Il prof. Ian Willis, sottolineando come l'aumento della temperatura influenzi direttamente la forma delle precipitazioni, ha dichiarato: “Con l'aumento della temperatura, cresce la probabilità che le precipitazioni cadano sotto forma di pioggia anziché di neve. Anche la neve accumulata si scioglie più rapidamente”.

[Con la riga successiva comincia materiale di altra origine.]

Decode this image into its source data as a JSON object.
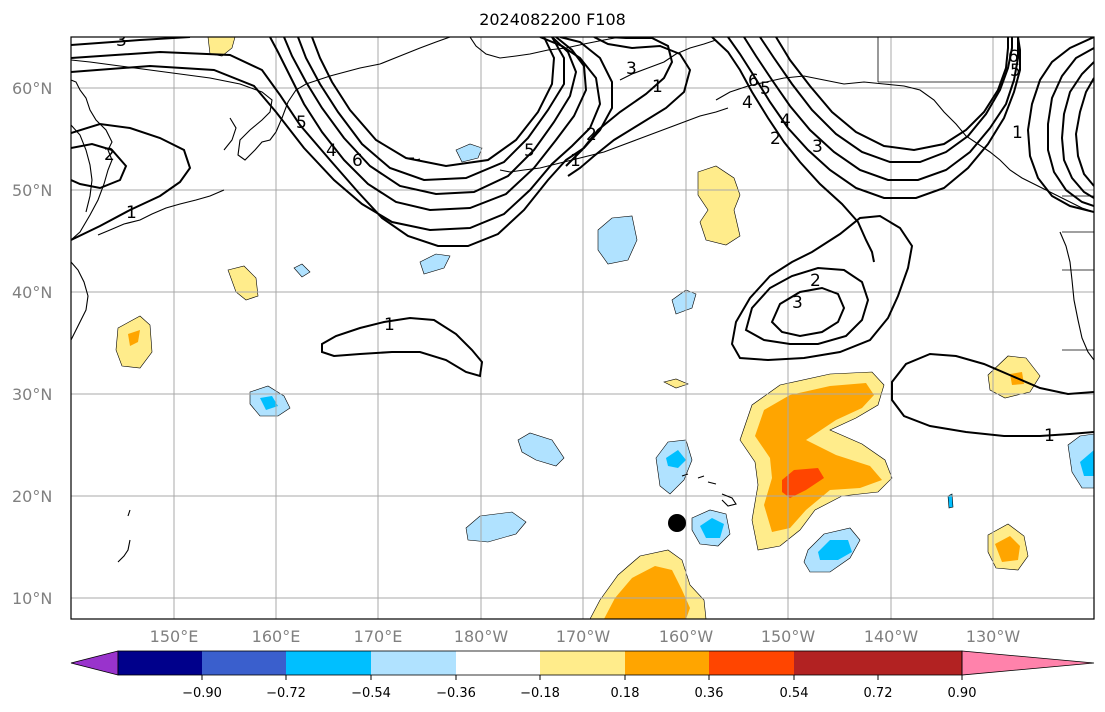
{
  "title": "2024082200 F108",
  "map": {
    "lon_ticks": [
      "150°E",
      "160°E",
      "170°E",
      "180°W",
      "170°W",
      "160°W",
      "150°W",
      "140°W",
      "130°W"
    ],
    "lat_ticks": [
      "60°N",
      "50°N",
      "40°N",
      "30°N",
      "20°N",
      "10°N"
    ],
    "lon_range": [
      140,
      240
    ],
    "lat_range": [
      8,
      65
    ],
    "marker": {
      "lon": 200.2,
      "lat": 17.4,
      "name": "storm-position-marker"
    },
    "contour_labels": [
      "3",
      "2",
      "1",
      "1",
      "5",
      "6",
      "4",
      "5",
      "1",
      "2",
      "3",
      "4",
      "5",
      "6",
      "1",
      "2",
      "3",
      "4",
      "5",
      "6",
      "1",
      "2",
      "3",
      "1"
    ]
  },
  "colorbar": {
    "colors": [
      "#9933cc",
      "#00008b",
      "#3a5fcd",
      "#00bfff",
      "#b0e2ff",
      "#ffffff",
      "#ffec8b",
      "#ffa500",
      "#ff4500",
      "#b22222",
      "#ff82ab"
    ],
    "tick_labels": [
      "−0.90",
      "−0.72",
      "−0.54",
      "−0.36",
      "−0.18",
      "0.18",
      "0.36",
      "0.54",
      "0.72",
      "0.90"
    ]
  }
}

Si afferma che la Grecia sia uno dei paesi più duramente colpiti dagli effetti negativi del cambiamento climatico. In particolare, il fatto che le temperature invernali scendano ormai molto raramente sotto lo zero sta portando a un calo pericoloso delle riserve idriche. I depositi di neve, che un tempo prevenivano la siccità, stanno scomparendo progressivamente.

Secondo gli scienziati della regione, se questa tendenza dovesse continuare, oltre alle risorse idriche, molti settori economici, in primis il turismo, subiranno un duro colpo. Il futuro di settori come il turismo sciistico è a rischio significativo.

Infine, i ricercatori sottolineano che molte aree montuose in tutto il mondo mancano di un'infrastruttura di misurazione adeguata. Tuttavia, viene precisato che i nuovi modelli analitici sviluppati possono offrire previsioni affidabili in tali aree sensibili, anche in assenza di dati locali.